Urteil vom 2. Juli 2014  
 
II. sozialrechtliche Abteilung  
 
Besetzung 
Bundesrichter Kernen, Präsident, 
Bundesrichterin Glanzmann, Bundesrichter Parrino, 
Gerichtsschreiber R. Widmer. 
 
Verfahrensbeteiligte 
IV-Stelle Basel-Landschaft, Hauptstrasse 109, 4102 Binningen,  
Beschwerdeführerin, 
 
gegen  
 
A.________, 
vertreten durch Advokatin Monica Armesto, 
Spalenberg 20, 4051 Basel, 
Beschwerdegegner. 
 
Gegenstand 
Invalidenversicherung, 
 
Beschwerde gegen den Entscheid 
des Kantonsgerichts Basel-Landschaft 
vom 5. Dezember 2013. 
 
 
Sachverhalt:  
 
A.   
Mit Verfügung vom 28. Februar 2006 lehnte die IV-Stelle Basel-Landschaft das Gesuch des 1956 geborenen A.________, selbstständiger Taxifahrer von Beruf, um Zusprechung von Leistungen der Invalidenversicherung ab. Die vom Versicherten hiegegen eingereichte Beschwerde wies das Kantonsgericht Basel-Landschaft mit Entscheid vom 1. Februar 2008 ab. 
Am 23. April 2010 meldete sich A.________ unter Hinweis auf Blasen-, Prostata- und Rückenbeschwerden erneut bei der Invalidenversicherung zum Leistungsbezug an. Die IV-Stelle holte bei den Ärzten, die bereits am 14. Januar 2006 (Psychiater Dr. med. B.________) und am 5. Juni 2007 (Urologe Dr. med. C.________) Expertisen über den Versicherten erstattet hatten, Verlaufsgutachten ein. Dr. med. C.________ nahm am 8. November 2010 Stellung, Dr. med. B.________ verfasste seine psychiatrische Expertise am 16. Mai 2011. Gestützt auf die ärztlichen Angaben gelangte die IV-Stelle zum Schluss, dem Versicherten sei aus urologischer Sicht die Ausübung der bisherigen Tätigkeit als Taxifahrer nicht mehr zumutbar. Hingegen könnte er jede angepasste Arbeit mit kurzen Distanzen zu einer Toilette vollzeitig ausüben. In psychischer Hinsicht sei die Arbeitsfähigkeit in jeder Tätigkeit aufgrund einer Depression zur Hälfte eingeschränkt.

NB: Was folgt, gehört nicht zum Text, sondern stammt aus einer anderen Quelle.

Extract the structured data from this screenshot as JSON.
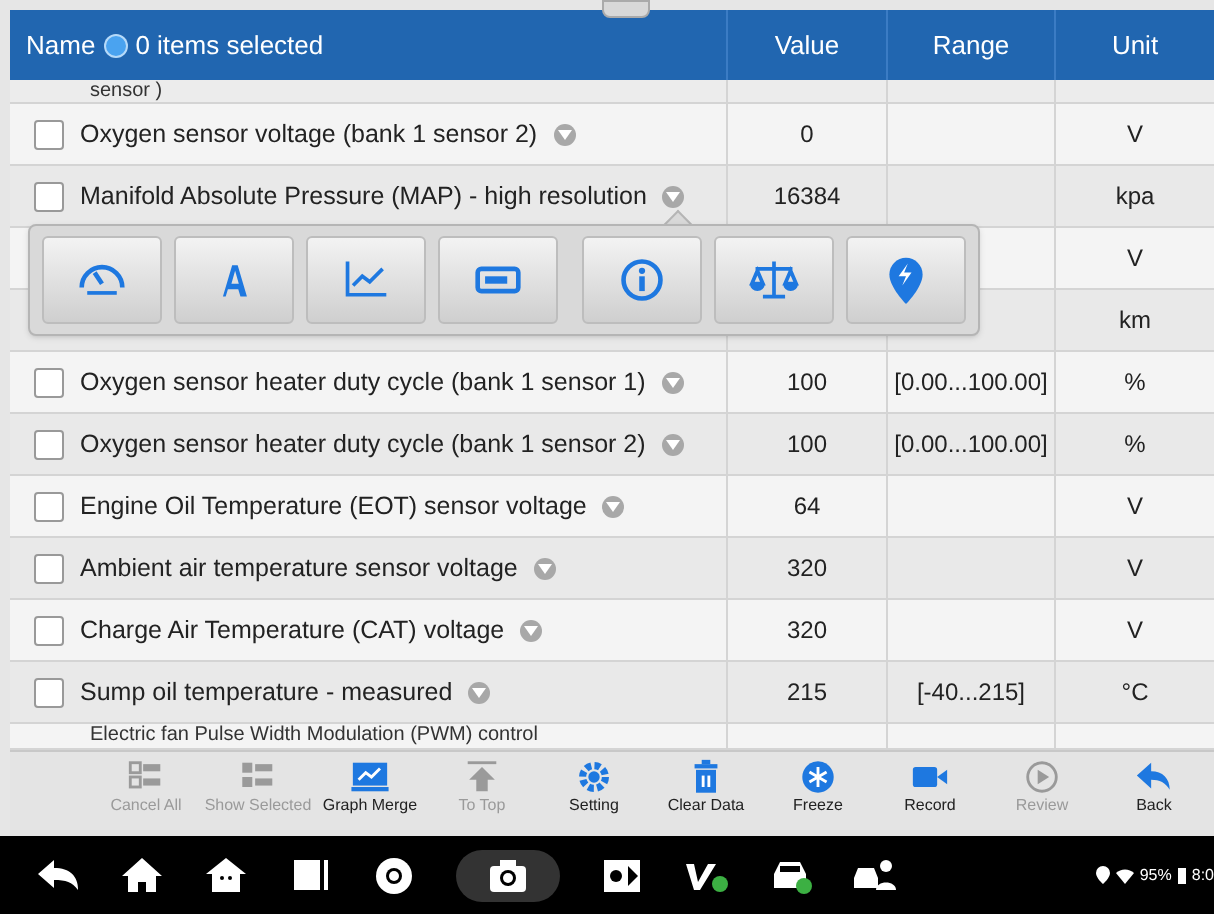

Aus dem Einkommensvergleich resultiere indessen keine Erwerbseinbusse. Dementsprechend lehnte die IV-Stelle das Invalidenrentengesuch mit Verfügung vom 18. Oktober 2011 erneut ab. In Gutheissung der hiegegen eingereichten Beschwerde wies das Kantonsgericht Basel-Landschaft die Sache mit Entscheid vom 8. März 2012 zu weiteren Abklärungen und neuer Entscheidung über den Rentenanspruch an die Verwaltung zurück. Gestützt auf eine Expertise des Instituts D.________, vom 11. Februar 2013 lehnte die IV-Stelle das Gesuch um Zusprechung einer Invalidenrente mit Verfügung vom 24. Juni 2013 wiederum ab. 
 
B.   
In Gutheissung der hiegegen eingereichten Beschwerde hob das Kantonsgericht Basel-Landschaft die Verfügung der IV-Stelle vom 24. Juni 2013 auf und stellte fest, dass A.________ ab 1. November 2010 Anspruch auf eine halbe Invalidenrente habe (Entscheid vom 5. Dezember 2013). 
 
C.   
Mit Beschwerde in öffentlich-rechtlichen Angelegenheiten beantragt die IV-Stelle, der vorinstanzliche Entscheid sei aufzuheben. Ferner ersucht sie um die Gewährung der aufschiebenden Wirkung, welchem Gesuch die Instruktionsrichterin mit Verfügung vom 27. Mai 2014 stattgegeben hat. 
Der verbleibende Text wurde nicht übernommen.